Homesteading Q&A: Cow Pinkeye, Livestock Lice, Horse Mineral Deficiency and More

Advice columnist "Poppy George" dispenses wisdom on cow pinkeye, livestock lice, a horse's mineral deficiency, salt in goats' diets and ordering baby chicks.


| January/February 1975



Cow Three

Giving vitamins A, D and E may help your cow's pinkeye.


PHOTO: FOTOLIA/DAVIDEVISION

QUESTION: My heifer's eye is very red and watery and seems sensitive to light, and my neighbor says the animal has pinkeye. What do you think?  

ANSWER: Judging from the symptoms I agree with your neighbor's diagnosis — and if you do nothing to correct the condition, blindness can result. I recommend that you give vitamins A, D and E orally or as an intramuscular injection in the neck or rump, and put a patch over the affected eye to keep out the light. This treatment usually results in steady improvement.

QUESTION: My cow, goats and burro always seem to be rubbing their bodies against poles or buildings. What could be the cause?  

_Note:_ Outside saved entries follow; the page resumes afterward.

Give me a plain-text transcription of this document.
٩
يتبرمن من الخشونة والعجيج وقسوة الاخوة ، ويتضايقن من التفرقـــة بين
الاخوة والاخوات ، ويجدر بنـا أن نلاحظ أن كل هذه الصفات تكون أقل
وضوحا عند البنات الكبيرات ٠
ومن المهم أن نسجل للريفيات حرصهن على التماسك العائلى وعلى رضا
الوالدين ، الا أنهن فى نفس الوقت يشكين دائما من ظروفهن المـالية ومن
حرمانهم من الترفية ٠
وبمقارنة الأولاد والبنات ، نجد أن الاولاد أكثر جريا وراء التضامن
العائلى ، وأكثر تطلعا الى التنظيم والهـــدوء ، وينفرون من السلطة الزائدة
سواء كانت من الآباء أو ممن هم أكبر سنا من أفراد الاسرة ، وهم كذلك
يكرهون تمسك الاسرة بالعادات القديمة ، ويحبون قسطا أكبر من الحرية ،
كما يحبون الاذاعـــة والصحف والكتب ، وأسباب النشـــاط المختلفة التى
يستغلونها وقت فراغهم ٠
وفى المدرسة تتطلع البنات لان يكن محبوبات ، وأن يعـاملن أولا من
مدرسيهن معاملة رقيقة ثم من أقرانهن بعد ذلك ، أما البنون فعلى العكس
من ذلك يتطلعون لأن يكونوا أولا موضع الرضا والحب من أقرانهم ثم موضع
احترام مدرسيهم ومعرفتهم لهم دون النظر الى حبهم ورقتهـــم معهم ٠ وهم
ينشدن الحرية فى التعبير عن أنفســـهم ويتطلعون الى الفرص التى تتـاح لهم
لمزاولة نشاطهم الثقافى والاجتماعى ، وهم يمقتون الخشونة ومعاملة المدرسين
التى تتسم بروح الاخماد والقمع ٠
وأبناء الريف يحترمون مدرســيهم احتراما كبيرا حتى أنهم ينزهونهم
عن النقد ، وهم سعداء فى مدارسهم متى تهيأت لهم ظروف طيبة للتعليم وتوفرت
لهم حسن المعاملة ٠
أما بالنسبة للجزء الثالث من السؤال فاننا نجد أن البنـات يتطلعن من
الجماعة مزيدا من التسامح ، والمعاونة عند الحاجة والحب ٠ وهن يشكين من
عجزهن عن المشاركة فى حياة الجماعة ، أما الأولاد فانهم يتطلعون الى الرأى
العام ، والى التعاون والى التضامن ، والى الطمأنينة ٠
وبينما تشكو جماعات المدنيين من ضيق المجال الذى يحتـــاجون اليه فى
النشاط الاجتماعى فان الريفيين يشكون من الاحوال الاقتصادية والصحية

ANSWER: Particularly at this time of year, the trouble could be lice. Part the hair of the animal quickly, and you can usually see the pests scamper. If any are present, dust the stock well with flowers of sulfur and rotenone — an effective natural product that is non-toxic to humans — and rub it in with an old glove, especially on the neck and body and around the rump. Be sure to repeat the treatment in seven to 10 days. This should control the lice for several months.

QUESTION: My horses chew on wood. Could this habit be due to mineral deficiency?  

ANSWER: If the horses are kept inside, the cause is usually not mineral deficiency but boredom and/or lack of exercise. All the same — as I've recommended previously — keep a block (or part of a block) of trace-mineralized salt available to your horses and cattle. Also give the stock free access to dicalcium phosphate and ground limestone, an excellent source of calcium (do not use hydrated lime for this purpose!) and they'll balance their own mineral needs. As a further measure, paint all wooden portions of stalls, fences, barns, etc., liberally with creosote. (Wear gloves and don't spatter the chemical in your eyes — it burns.) Animals don't like wood thus treated, and the preservative will add years of life to your buildings and equipment.